Born in Massachusetts to William Beach and Lucy Tucker, John Beach enlisted in the U.S. Army during his late teens and graduated from the West Point Military Academy on July 1, 1832. Commissioned as a brevet 2nd lieutenant, Beach served on the frontier with the Infantry Regiment, assigned to Fort Armstrong and Fort Crawford during the 1830s. In 1836, he took command of the Fort Armstrong garrison after its commanding officer Lt. Col. William Davenport ordered an evacuation and led a march to Fort Snelling in Hennepin County, Minnesota. Beach remain at Fort Armstrong until being assigned elsewhere in November. During his last year with the Army, he was involved in recruitment efforts before his resignation on June 30, 1838. Beach later married Lucy Frances Street, the daughter of General Joseph Street.

General Street died in 1840, after which Beach was named U.S. Indian Agent to the Sac and Fox Tribes. Beach continued Street's policy of attempting to introduce European–mode farming and education to the inhabitants of the Raccoon River Agency reservation. He was ultimately unsuccessful in the former goal. He also opposed settlers squatting on reservation land as, in 1841, a force of dragoons under Lieutenant C.F. Ruff removed James Jordan and other settlers illegally living on the reservation. They had previously ignored Beach's order to leave and, after allowing them to gather their possessions, Ruff ordered his men to burn their homes. On October 11, 1842, Beach presided over the signing of a treaty which allowed the federal government to purchase much of Iowa from the Sac and Fox. He remained at the agency until 1847 where he resided in the area as a local farmer and merchant. At the start of the Civil War, Beach again signed up for Army duty. Due to hearing loss he was not sent to the front, but was used in training and drilling of recruits.

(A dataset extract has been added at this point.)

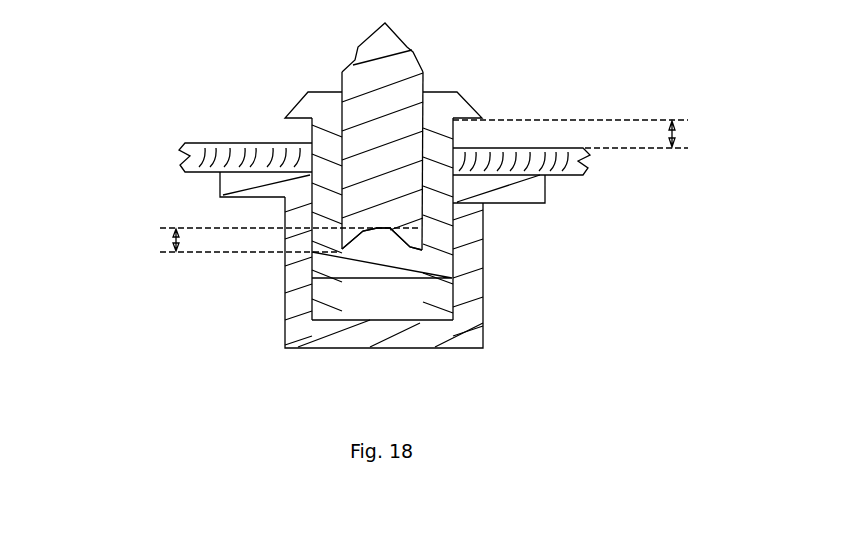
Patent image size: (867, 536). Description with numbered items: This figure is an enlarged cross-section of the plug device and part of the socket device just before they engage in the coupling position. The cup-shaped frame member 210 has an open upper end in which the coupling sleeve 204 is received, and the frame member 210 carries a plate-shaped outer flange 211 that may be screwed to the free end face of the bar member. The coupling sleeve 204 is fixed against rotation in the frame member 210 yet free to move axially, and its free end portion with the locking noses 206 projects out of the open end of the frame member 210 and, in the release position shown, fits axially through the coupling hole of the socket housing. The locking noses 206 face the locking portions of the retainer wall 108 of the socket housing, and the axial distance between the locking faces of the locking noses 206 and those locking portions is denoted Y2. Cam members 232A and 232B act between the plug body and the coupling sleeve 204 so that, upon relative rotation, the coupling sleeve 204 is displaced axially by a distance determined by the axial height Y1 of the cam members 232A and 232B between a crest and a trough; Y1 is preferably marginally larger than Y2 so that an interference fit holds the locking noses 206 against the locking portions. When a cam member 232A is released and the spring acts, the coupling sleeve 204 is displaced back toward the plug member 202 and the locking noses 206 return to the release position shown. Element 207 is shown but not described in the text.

Returning to Agency City following the war, Beach became a writer and historian. He died at age 62 and was buried at Chief Wapello's Memorial Park. He had written a series of articles on the early history of the various tribes he interacted with during his career; the articles were published in the Agency Independent in the months following his death. His writings on the history of the Fox and Sac, as well as the fur trade on the Des Moines River, were later included in the History of Wapello County (1878).